Mapping drugs and medicine websites into VAD space

Revision as of 20:05, 31 May 2015

Within the EU TAFEIC project (Tools Against Financial and Economic Internet Crime), Parabots and Sentient are collecting large sets of websites relating to sales of drugs over the web. The goal of this thesis is to find and develop a way to cluster these sites and give a tool to fiscal inspectors to visualize this data in clear way that helps them to identify malicious and/or fraud websites. In order to do that, 3D representation will be used as a solution to show groups of similar websites, so that the final representation will be sphere shaped. Instead of applying a traditional dimensionality reduction algorithm, the three dimensions will be taken and adapted from psychology theory, starting from the Wundt’s three-dimensional theory of emotions [1]. Based on the studies made by Osgood et at. [2] the dimensions that will be used use are valence, arousal and dominance.

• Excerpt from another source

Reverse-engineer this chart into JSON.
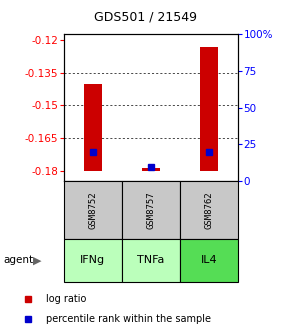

Valence define the extent to which a website is trying to sell illegal drugs, rather than selling legal ones or treating the subject in other allowed ways. Arousal measures how often a certain website has been updated. Dominance is a measure of the popularity of the website based on Alexa rank, google Pagerank.

The purpose of this study is to see whether a mapping from a different (namely psychological) field can be mapped in a coherent way to a different context, which is in our case Drugs & medicine websites, and return clusters useful for the final users of the tool (fiscal inspectors). The second purpose is to see how a three dimensional, rather than the usual two dimensional, representation can help users to understand and make use of the outcome of a clustering task.